The state of Hungary could issue an FX bond or swap USD bonds for euro-denominated bonds, taking advantage of low yields on bond markets and the favorable mood following Standard & Poorʼs upgrade of Hungaryʼs sovereign credit rating to investment grade, analysts told Hungarian news agency MTI on Friday.

MTI asked analysts to comment on a statement by János Lázár, the head of the Prime Ministerʼs Office, at his regular press conference on Thursday. Lázár said that Prime Minister Viktor Orbán has initiated a review of Hungaryʼs opportunities on the government bond market following the credit rating upgrade. He said every possibility needs to be considered including again issuing foreign currency-denominated government bonds.

Hungary could return to financing FX-denominated debt expiring next year through FX issues, rather than in forints, Raiffeisen Bank analyst Gergely Pálffy said. In a less likely scenario, it could issue FX bonds to meet part of the financing needs of the Paks Nuclear Power Plant upgrade, he added. 

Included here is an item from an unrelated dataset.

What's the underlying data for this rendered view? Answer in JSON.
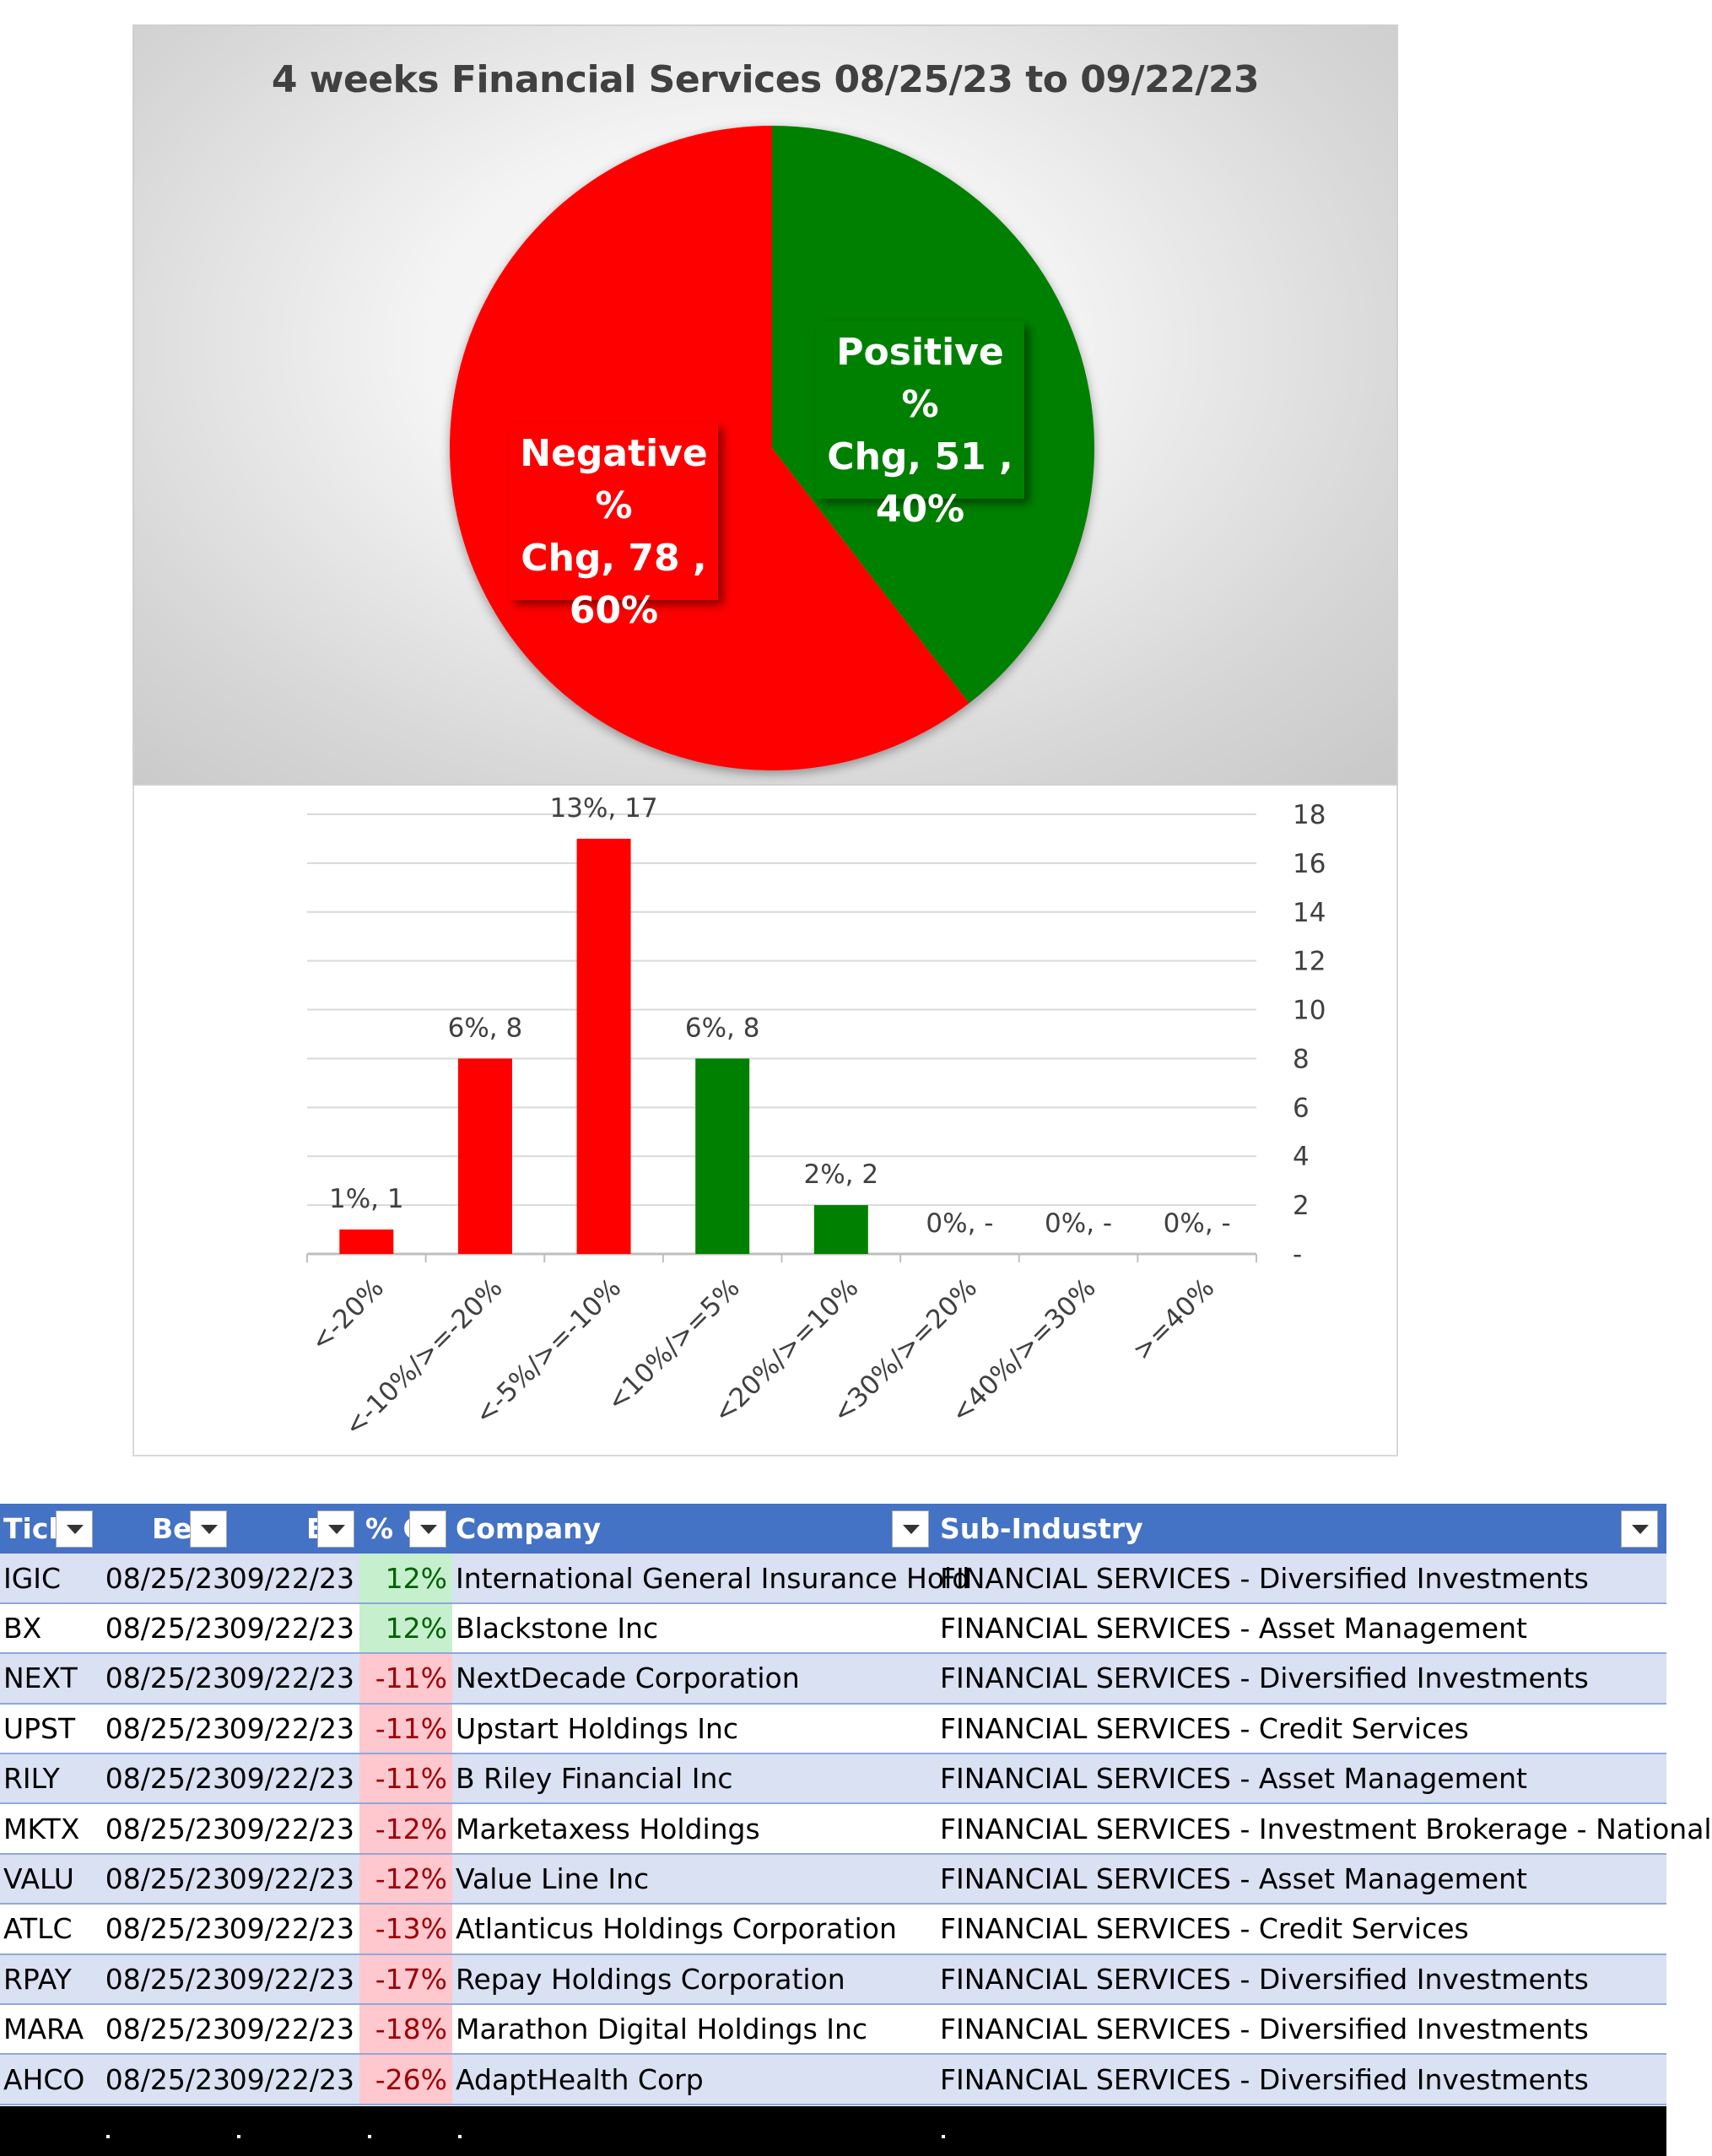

Pálffy said Hungarian sovereign FX bond issues could happen to a volume of EUR 2-2.5 bln even in the next six months. Tapping markets with a eurobond would make sense amid the current low yields, despite the governmentʼs stated plan to reduce FX exposure to about 25% of all debt from over 30% at present, Pálffy added.

Conditions are favorable to refinance state debt, even replacing USD-denominated bonds with euro-denominated bonds to save on costs, ING Bank leading economist Péter Virovácz said. FX-denominated bonds tend to have a longer tenor than forint-denominated bonds, which makes state debt financing more predictable, he noted. 

Hungary last tapped international bond markets with a CNY 1 bln dim sum bond in April this year. The yuan issue was the first foreign FX bond issue by the state of Hungary in more than two years.